[aprssig] IS-to-RF packet Weighting

Bob Bruninga bruninga at usna.edu
Wed Dec 28 16:48:15 EST 2011


> As stated before, you are trying to modify the path used 
> on APRS-IS.  As specified, it must be TCPIP* only...  
> Sorry but that is used for a number of things including 
> determining packet origin and determining RF/APRS-IS clashes. 

Understood.  But anything that can find "TCPIP*" only, should also be able
to find "TCPIP*" with something following.  Since this anti-loop detection
is so important, I imagine that programmers may have specified the match
string to be exactly ">TCPIP*:" (demanding the presence of the preceeding >
and trailing : colon) for such a critical function?  The safer detection
would have been to match the minimum critical ">TCPIP*".  Which then would
not be a problem...  Do we know in fact if any clients required the ":" on
the end?

> you are trying to give transmission control to the packet originator, 
> not the station operator (in this case, the IGate operator).  

I wish you would not interpret it that way.  I am giving the ORIGINATOR the
ability to INDICATE his desire and the VALUE of his packets.  The decision
to transmit on RF is entirely the RGATE operator's.  And by having the
ORIGINATOR identify only those packets of value to be RF gated and their
weighted rate value, this enhances the ability of the RGATE operator to
manage his local RF network.

> And, as has been repeatedly stated by myself and others, 
> that is not acceptable when you are telling a ham that 
> he is relinquishing control of his RF station.

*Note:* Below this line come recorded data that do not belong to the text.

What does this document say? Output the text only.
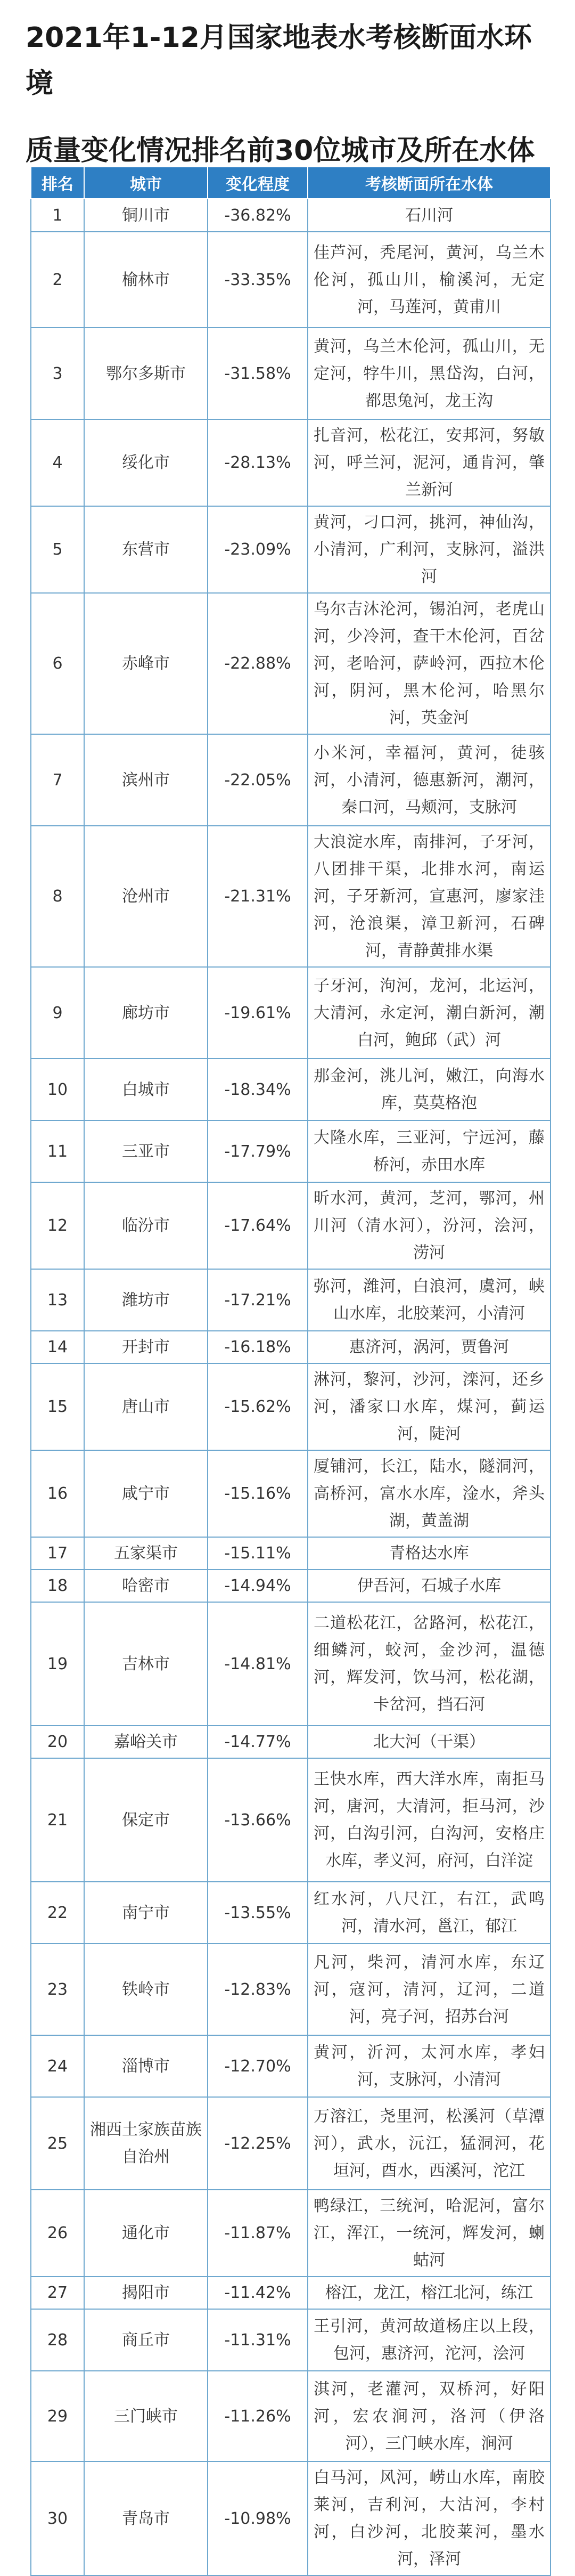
2021年1-12月国家地表水考核断面水环境
质量变化情况排名前30位城市及所在水体
排名	城市	变化程度	考核断面所在水体
1	铜川市	-36.82%	石川河
2	榆林市	-33.35%	佳芦河，秃尾河，黄河，乌兰木伦河，孤山川，榆溪河，无定河，马莲河，黄甫川
3	鄂尔多斯市	-31.58%	黄河，乌兰木伦河，孤山川，无定河，牸牛川，黑岱沟，白河，都思兔河，龙王沟
4	绥化市	-28.13%	扎音河，松花江，安邦河，努敏河，呼兰河，泥河，通肯河，肇兰新河
5	东营市	-23.09%	黄河，刁口河，挑河，神仙沟，小清河，广利河，支脉河，溢洪河
6	赤峰市	-22.88%	乌尔吉沐沦河，锡泊河，老虎山河，少冷河，查干木伦河，百岔河，老哈河，萨岭河，西拉木伦河，阴河，黑木伦河，哈黑尔河，英金河
7	滨州市	-22.05%	小米河，幸福河，黄河，徒骇河，小清河，德惠新河，潮河，秦口河，马颊河，支脉河
8	沧州市	-21.31%	大浪淀水库，南排河，子牙河，八团排干渠，北排水河，南运河，子牙新河，宣惠河，廖家洼河，沧浪渠，漳卫新河，石碑河，青静黄排水渠
9	廊坊市	-19.61%	子牙河，泃河，龙河，北运河，大清河，永定河，潮白新河，潮白河，鲍邱（武）河
10	白城市	-18.34%	那金河，洮儿河，嫩江，向海水库，莫莫格泡
11	三亚市	-17.79%	大隆水库，三亚河，宁远河，藤桥河，赤田水库
12	临汾市	-17.64%	昕水河，黄河，芝河，鄂河，州川河（清水河），汾河，浍河，涝河
13	潍坊市	-17.21%	弥河，潍河，白浪河，虞河，峡山水库，北胶莱河，小清河
14	开封市	-16.18%	惠济河，涡河，贾鲁河
15	唐山市	-15.62%	淋河，黎河，沙河，滦河，还乡河，潘家口水库，煤河，蓟运河，陡河
16	咸宁市	-15.16%	厦铺河，长江，陆水，隧洞河，高桥河，富水水库，淦水，斧头湖，黄盖湖
17	五家渠市	-15.11%	青格达水库
18	哈密市	-14.94%	伊吾河，石城子水库
19	吉林市	-14.81%	二道松花江，岔路河，松花江，细鳞河，蛟河，金沙河，温德河，辉发河，饮马河，松花湖，卡岔河，挡石河
20	嘉峪关市	-14.77%	北大河（干渠）
21	保定市	-13.66%	王快水库，西大洋水库，南拒马河，唐河，大清河，拒马河，沙河，白沟引河，白沟河，安格庄水库，孝义河，府河，白洋淀
22	南宁市	-13.55%	红水河，八尺江，右江，武鸣河，清水河，邕江，郁江
23	铁岭市	-12.83%	凡河，柴河，清河水库，东辽河，寇河，清河，辽河，二道河，亮子河，招苏台河
24	淄博市	-12.70%	黄河，沂河，太河水库，孝妇河，支脉河，小清河
25	湘西土家族苗族自治州	-12.25%	万溶江，尧里河，松溪河（草潭河），武水，沅江，猛洞河，花垣河，酉水，西溪河，沱江
26	通化市	-11.87%	鸭绿江，三统河，哈泥河，富尔江，浑江，一统河，辉发河，蝲蛄河
27	揭阳市	-11.42%	榕江，龙江，榕江北河，练江
28	商丘市	-11.31%	王引河，黄河故道杨庄以上段，包河，惠济河，沱河，浍河
29	三门峡市	-11.26%	淇河，老灌河，双桥河，好阳河，宏农涧河，洛河（伊洛河），三门峡水库，涧河
30	青岛市	-10.98%	白马河，风河，崂山水库，南胶莱河，吉利河，大沽河，李村河，白沙河，北胶莱河，墨水河，泽河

I think you are misrepresenting this.  The local RGATE operator has complete
control.  He alone decides what packets and what level of load he passes to
RF.  Same as now, but better.  The ORIGINATOR helps him by specifically
identifying only those packets with RF potential and their rate weighted
value.

> As before, I recommend dropping this concept that an 
> Internet client (most are "unattended" even on smartphones 
> that just sit in their holder) can mandate packets being 
> transmitted on amateur radio frequencies by someone else's 

If they are not moving, then their RATE decays to once every 30 minutes.
Not much of a load on any local network.  And it is not a mandate. The local
RGATE operator chooses to allow it or not, and to what rate and what load
and in what area and to what limits.